Fantasia Festival ’21: Hotel Poseidon
****/****
starring Ruth Becquart, Steve Geerts, Anneke Sluiters, Tine Van den Wyngaert
written and directed by Stef Lernous
by Walter Chaw An art director’s fever dream, Stef Lernous’s Hotel Poseidon is a sequel in spirit to Jean-Pierre Jeunet and Marc Caro’s Delicatessen and a film that would comfortably complete a trilogy with Jeunet & Caro’s City of Lost Children. Here, Lernous says that we’re all the product of our shadows, those unexamined parts of us shoved into the crannies of our unconscious, and he packs every frame with florid, fulsome, grotesque manifestations of this idea, which is matched by a genuinely exciting dedication to going for it.
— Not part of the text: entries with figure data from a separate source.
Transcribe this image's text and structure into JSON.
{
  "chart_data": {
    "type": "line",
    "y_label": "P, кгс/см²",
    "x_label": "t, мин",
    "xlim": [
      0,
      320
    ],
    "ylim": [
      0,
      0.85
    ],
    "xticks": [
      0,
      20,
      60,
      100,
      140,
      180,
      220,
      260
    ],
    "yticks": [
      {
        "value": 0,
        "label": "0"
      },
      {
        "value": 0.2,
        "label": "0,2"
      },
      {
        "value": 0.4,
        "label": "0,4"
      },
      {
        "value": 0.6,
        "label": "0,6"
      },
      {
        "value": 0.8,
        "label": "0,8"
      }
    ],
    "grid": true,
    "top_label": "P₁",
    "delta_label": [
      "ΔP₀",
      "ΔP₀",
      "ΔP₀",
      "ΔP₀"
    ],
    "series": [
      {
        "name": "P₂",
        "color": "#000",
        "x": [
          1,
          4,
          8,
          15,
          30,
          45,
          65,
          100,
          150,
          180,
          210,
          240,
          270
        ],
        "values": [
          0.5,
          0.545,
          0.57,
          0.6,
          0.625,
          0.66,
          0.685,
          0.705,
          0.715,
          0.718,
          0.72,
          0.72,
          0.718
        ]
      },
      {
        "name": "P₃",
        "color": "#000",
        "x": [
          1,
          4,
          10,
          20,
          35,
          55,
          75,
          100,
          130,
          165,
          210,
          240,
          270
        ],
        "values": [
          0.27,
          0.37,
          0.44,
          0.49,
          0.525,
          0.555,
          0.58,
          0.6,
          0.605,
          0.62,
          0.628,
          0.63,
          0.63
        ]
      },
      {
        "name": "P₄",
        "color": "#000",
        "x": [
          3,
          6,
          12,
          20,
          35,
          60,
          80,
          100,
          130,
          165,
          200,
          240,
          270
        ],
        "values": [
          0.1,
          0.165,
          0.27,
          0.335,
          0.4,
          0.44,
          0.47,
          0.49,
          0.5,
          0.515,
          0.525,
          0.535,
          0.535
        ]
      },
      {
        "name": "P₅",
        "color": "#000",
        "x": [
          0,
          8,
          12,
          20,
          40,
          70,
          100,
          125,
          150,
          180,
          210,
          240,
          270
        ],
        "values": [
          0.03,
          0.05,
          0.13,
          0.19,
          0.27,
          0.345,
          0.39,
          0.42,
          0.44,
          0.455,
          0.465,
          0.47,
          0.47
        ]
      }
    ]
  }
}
It’s not unlike a David Lynch film in that way, and like Lynch’s work, its unpredictability and willingness to do anything make it both very funny and occasionally existentially horrifying. Sometimes in the same moment. Hotel Poseidon is set in a single building bathed in a sickly sepia palette and suffused with themes of submersion. It follows a vignette structure of sorts that finds a different psychodrama, a different element of the subconscious, played out in each room of a decaying apartment hotel. The film is a tour through the unconscious–a Being John Malkovich or Eternal Sunshine of the Spotless Mind in which each new horror plumbs personal depths of grief, guilt, and shame most of all. (Its closest analogue may actually be Barton Fink.) Hotel Poseidon, in other words, is difficult to describe.